I’m scared. I’m anxious. I don’t know Christina. I’ve never met her. I’ve heard a lot about her. I am scared to share my story but I can’t sit there and watch her get called a liar when I know everything she said about him is 100% true.
“Reading what she posts triggered many emotions for me. Sadness. Anger. Validation. I could hear his voice in that vicious tone he speaks. There were so many similarities in her story to what I went through. Including all his thoughts on females in wrestling.
He would brag about ruining Christina’s career. ‘I’ll ruin you like I ruined her, you are nothing without me.’ He didn’t like me being involved with anything wrestling. “When we broke up I went MIA on the internet,” she continued, as quoted by wrestlinginc.
” I found he was following me on a secret account – screenshotting things I liked and acting like a friend sent it to him. I felt violated. I couldn’t handle it. Even with him blocked on all social media. I didn’t want him to know about me.
When asked about my life I lied and kept it secret for fear of retaliation from him. I did less with wrestling because I was scared to interact with him in person. He doesn’t want his partner to be more successful than him.
Anything bad that happens to him isn’t his fault. It’s ours. I was a shell of myself. Rebuilding from years of love bombing followed by mental abuse. On the outside, I looked fine but inside I was slowly dying because I didn’t feel like me anymore.
“I could go on for hours about the amount of fu**ed up things that happened. It took me a long time to understand the level of abuse he did to me. A big reason I never said anything was his family.
'He has the most amazing family in the world.
Kind.
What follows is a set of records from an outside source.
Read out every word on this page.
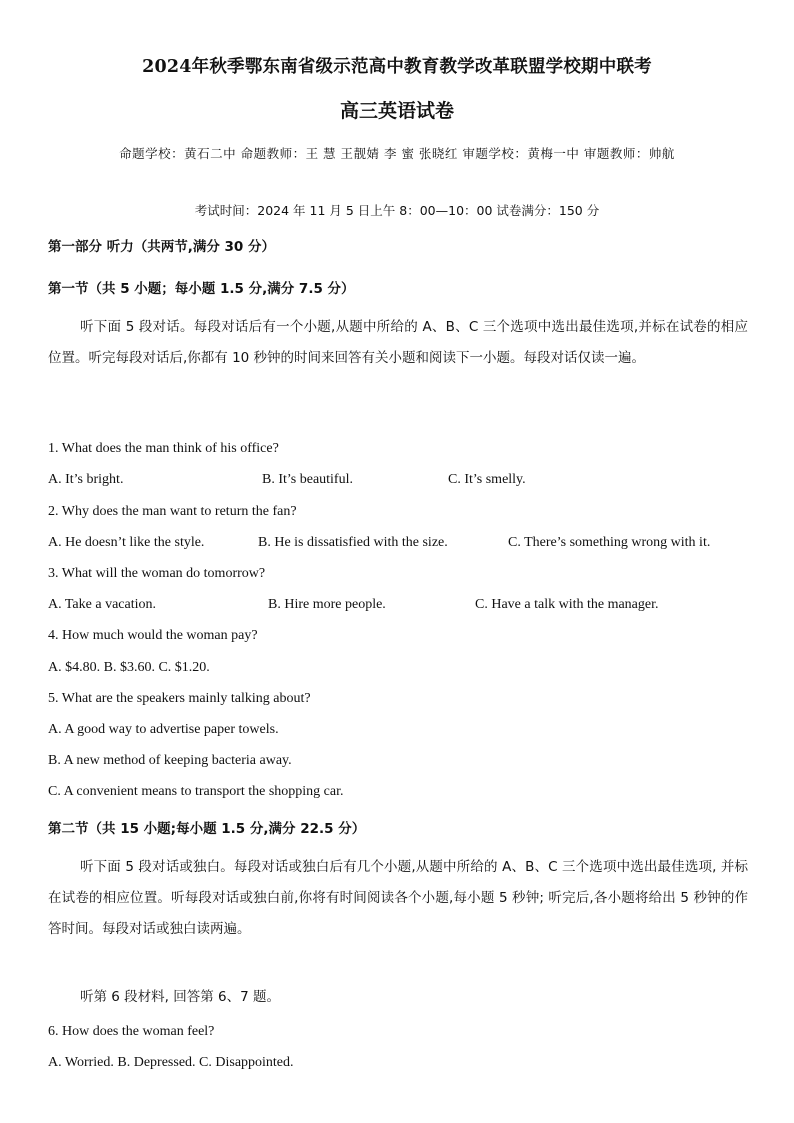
2024年秋季鄂东南省级示范高中教育教学改革联盟学校期中联考
高三英语试卷
命题学校：黄石二中 命题教师：王 慧 王靓婧 李 蜜 张晓红 审题学校：黄梅一中 审题教师：帅航
考试时间：2024 年 11 月 5 日上午 8：00—10：00 试卷满分：150 分
第一部分 听力（共两节,满分 30 分）
第一节（共 5 小题；每小题 1.5 分,满分 7.5 分）
听下面 5 段对话。每段对话后有一个小题,从题中所给的 A、B、C 三个选项中选出最佳选项,并标在试卷的相应位置。听完每段对话后,你都有 10 秒钟的时间来回答有关小题和阅读下一小题。每段对话仅读一遍。
1. What does the man think of his office?
A. It’s bright.	B. It’s beautiful.	C. It’s smelly.
2. Why does the man want to return the fan?
A. He doesn’t like the style.	B. He is dissatisfied with the size.	C. There’s something wrong with it.
3. What will the woman do tomorrow?
A. Take a vacation.	B. Hire more people.	C. Have a talk with the manager.
4. How much would the woman pay?
A. $4.80. B. $3.60. C. $1.20.
5. What are the speakers mainly talking about?
A. A good way to advertise paper towels.
B. A new method of keeping bacteria away.
C. A convenient means to transport the shopping car.
第二节（共 15 小题;每小题 1.5 分,满分 22.5 分）
听下面 5 段对话或独白。每段对话或独白后有几个小题,从题中所给的 A、B、C 三个选项中选出最佳选项, 并标在试卷的相应位置。听每段对话或独白前,你将有时间阅读各个小题,每小题 5 秒钟; 听完后,各小题将给出 5 秒钟的作答时间。每段对话或独白读两遍。
听第 6 段材料, 回答第 6、7 题。
6. How does the woman feel?
A. Worried. B. Depressed. C. Disappointed.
Generous. I loved them more than anything. I never wanted to hurt them and it breaks my heart knowing they have to go through any of this. I also think it’s one of his manipulations. He knows we get attached to them and uses it against us.
“I look back now and I can’t believe the vile things I let happen. That I put up with. Yeah, there was some physical stuff but he makes it feel like no big deal. ‘Oh I lightly pushed you into the wall. I just threw a water bottle at you, it’s no big deal, not like I hit you.’ He breaks sh*t all the time.
Especially things you care about. The worst thing he does is mental. His mental abuse is real. It’s traumatizing. He knows you love and care about him. He makes you think he just loves you so much that it’s passion. I’m in therapy.
I’m trying to have a healthy relationship with someone who isn’t abusive and I am really understanding the trauma he left on me.